Notícias

12 de março de 2023
A curva do rio
Por Martin Portner
Cecília decidiu procurar o pajé. Era fácil encontrá-lo; ele estava sempre perto da sua choupana, construída à beira de um capão. Ele era errante, mas havia fixado morada perto de um afluente do rio Colorado, ali por Selbach.
– Pajé Colorado, disse ela, mais olhando para o chão do que para ele, o que você acha que eu devo fazer para combater minha depressão? Estou sempre aflita e só tenho maus pensamentos para o dia de amanhã.
O pajé era conhecido por duas coisas. Primeiro, pela pouca conversa. Segundo, quando falava era como se os olhos enxergassem a alma da pessoa. Ele a trazia à luz. Foi usando essa lente que ele respondeu.
– Olhe para aquela curva do rio. Todos os galhos, pedaços de tronco e madeiras carcomidas estão trancadas ali. Não conseguem fazer a curva. Assim é a cabeça da gente. Quando olhamos para o rio da vida, só enxergamos os galhos trancados.
– Então o que devo fazer? perguntou a jovem.
– Hoje eu vou descer ali para remover os entulhos maiores. O resto vai fluir na correnteza. Quando você voltar aqui, a curva estará limpa. Você precisa fazer o mesmo com as ideias do seu passado.
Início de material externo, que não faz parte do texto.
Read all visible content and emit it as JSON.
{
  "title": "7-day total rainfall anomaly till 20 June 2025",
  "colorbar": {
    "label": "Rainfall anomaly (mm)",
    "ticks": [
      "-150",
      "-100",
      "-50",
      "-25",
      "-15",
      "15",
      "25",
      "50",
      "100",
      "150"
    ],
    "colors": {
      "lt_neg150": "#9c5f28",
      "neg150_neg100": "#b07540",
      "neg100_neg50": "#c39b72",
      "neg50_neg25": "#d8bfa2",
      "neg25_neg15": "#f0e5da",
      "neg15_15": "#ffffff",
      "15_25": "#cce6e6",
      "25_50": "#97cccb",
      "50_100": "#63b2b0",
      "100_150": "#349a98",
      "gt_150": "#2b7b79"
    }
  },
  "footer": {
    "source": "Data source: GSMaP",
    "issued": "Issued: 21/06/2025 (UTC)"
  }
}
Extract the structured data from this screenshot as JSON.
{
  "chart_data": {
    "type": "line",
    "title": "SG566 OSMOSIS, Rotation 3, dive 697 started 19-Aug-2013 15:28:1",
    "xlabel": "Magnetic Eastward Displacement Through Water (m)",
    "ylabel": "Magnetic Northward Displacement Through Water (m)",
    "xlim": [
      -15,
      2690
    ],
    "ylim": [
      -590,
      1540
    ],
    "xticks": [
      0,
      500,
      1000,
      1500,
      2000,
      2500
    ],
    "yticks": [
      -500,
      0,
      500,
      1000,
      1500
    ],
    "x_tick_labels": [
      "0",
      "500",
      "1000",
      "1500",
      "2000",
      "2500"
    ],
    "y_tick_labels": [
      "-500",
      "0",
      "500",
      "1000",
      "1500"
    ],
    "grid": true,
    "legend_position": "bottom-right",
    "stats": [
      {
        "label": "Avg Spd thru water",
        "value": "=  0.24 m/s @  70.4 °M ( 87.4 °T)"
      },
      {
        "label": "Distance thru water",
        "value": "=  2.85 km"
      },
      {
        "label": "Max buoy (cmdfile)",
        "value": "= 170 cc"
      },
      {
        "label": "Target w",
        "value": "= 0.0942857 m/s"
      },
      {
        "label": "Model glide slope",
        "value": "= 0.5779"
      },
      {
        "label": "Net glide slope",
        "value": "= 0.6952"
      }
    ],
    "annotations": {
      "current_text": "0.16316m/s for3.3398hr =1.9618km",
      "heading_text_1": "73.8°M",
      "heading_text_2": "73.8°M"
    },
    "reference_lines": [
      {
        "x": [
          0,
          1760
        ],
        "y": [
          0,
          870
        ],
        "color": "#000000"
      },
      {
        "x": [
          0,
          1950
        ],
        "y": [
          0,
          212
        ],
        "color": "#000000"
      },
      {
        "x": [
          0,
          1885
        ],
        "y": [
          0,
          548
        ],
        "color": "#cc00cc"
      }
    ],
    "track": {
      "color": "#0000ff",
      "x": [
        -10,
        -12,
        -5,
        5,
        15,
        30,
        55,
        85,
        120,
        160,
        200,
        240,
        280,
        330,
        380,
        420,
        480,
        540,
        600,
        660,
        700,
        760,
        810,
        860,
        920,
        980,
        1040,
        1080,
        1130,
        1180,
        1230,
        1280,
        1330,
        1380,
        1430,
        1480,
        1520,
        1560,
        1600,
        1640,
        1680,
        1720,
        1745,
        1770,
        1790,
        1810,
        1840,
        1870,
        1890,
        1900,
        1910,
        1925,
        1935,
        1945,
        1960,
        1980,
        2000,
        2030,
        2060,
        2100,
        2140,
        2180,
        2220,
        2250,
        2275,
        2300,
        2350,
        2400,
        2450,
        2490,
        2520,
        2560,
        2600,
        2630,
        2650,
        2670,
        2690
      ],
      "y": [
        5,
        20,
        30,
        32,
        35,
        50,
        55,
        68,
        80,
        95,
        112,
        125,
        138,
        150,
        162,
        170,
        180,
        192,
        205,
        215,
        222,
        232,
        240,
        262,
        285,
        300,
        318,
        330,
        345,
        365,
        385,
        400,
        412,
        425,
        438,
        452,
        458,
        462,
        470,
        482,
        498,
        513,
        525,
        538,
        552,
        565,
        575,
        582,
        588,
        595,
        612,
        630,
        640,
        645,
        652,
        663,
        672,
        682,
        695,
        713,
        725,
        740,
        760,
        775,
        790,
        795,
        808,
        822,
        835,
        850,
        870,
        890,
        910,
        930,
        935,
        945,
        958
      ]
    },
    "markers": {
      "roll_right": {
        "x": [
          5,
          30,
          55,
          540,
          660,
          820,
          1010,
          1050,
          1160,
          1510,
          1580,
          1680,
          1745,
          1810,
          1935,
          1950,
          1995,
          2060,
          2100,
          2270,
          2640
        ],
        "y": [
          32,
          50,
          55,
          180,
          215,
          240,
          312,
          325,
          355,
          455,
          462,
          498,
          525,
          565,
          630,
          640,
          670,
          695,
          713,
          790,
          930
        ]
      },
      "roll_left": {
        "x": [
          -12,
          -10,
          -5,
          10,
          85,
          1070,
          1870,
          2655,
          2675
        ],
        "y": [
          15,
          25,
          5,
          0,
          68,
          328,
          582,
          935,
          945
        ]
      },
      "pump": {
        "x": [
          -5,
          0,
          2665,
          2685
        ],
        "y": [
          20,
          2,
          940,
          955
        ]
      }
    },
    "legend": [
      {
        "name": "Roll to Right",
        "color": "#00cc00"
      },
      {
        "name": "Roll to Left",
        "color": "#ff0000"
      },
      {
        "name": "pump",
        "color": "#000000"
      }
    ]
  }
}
– Entendi Pajé, mas…ainda não sei como vou destrancar minha curva do rio…
– Vá para casa e pense. Use o presente para aliviar o passado.
Cecília ficou intrigada com a expressão usar o presente para aliviar o passado. Foi ao Google pesquisar. Ela aprendeu que o ato de focar no presente, por um tempo suficiente, é capaz de reconfigurar as coisas do passado. Não é que elas sejam apagadas; elas continuam existindo, mas perdem a propriedade de provocar dor.
Dentro de algum tempo, ela desenvolveu o poder do foco no aqui e agora, criando uma rotina de meditação rápida. Vinte minutos eram suficientes. Ela aprendeu que as imagens da memória são como informações guardadas na nuvem. Elas não precisam, dia após dia, serem iguais. Podemos fazer com que elas mudem de forma, percam força e deixem de doer. Ela ficou impressionada com os resultados. A depressão se foi. Ela passou a ser capaz de enxergar os eventos do passado sem a mágoa doída de outrora. A vida voltou a ter cores. O futuro passou a oferecer perspectivas.
– Pajé Colorado, perguntou ela, porque você vive aqui sozinho? Você não acha meio sem graça isso aqui e ainda por cima sem Internet?
– O que há de mais importante na minha vida, explicou o pajé, é sentir o vigor de cada minuto que passa. Daí vem a minha força. Minha cabeça busca estar sempre aqui e não em algum outro lugar. No fim do dia, não me sobra tempo para pensar no dia de ontem. Assim que o sol se põe eu ponho a cabeça para repousar. Amanhã terei novos desafios. Aliás, você reparou que a curva do rio está diferente?
– Sim, disse ela. Está limpa. Eu acho que consegui entender tudo isso que você me ensinou. Puxa, ela completou, como é que você consegue saber de todas essas coisas sem nem ter acesso ao Google?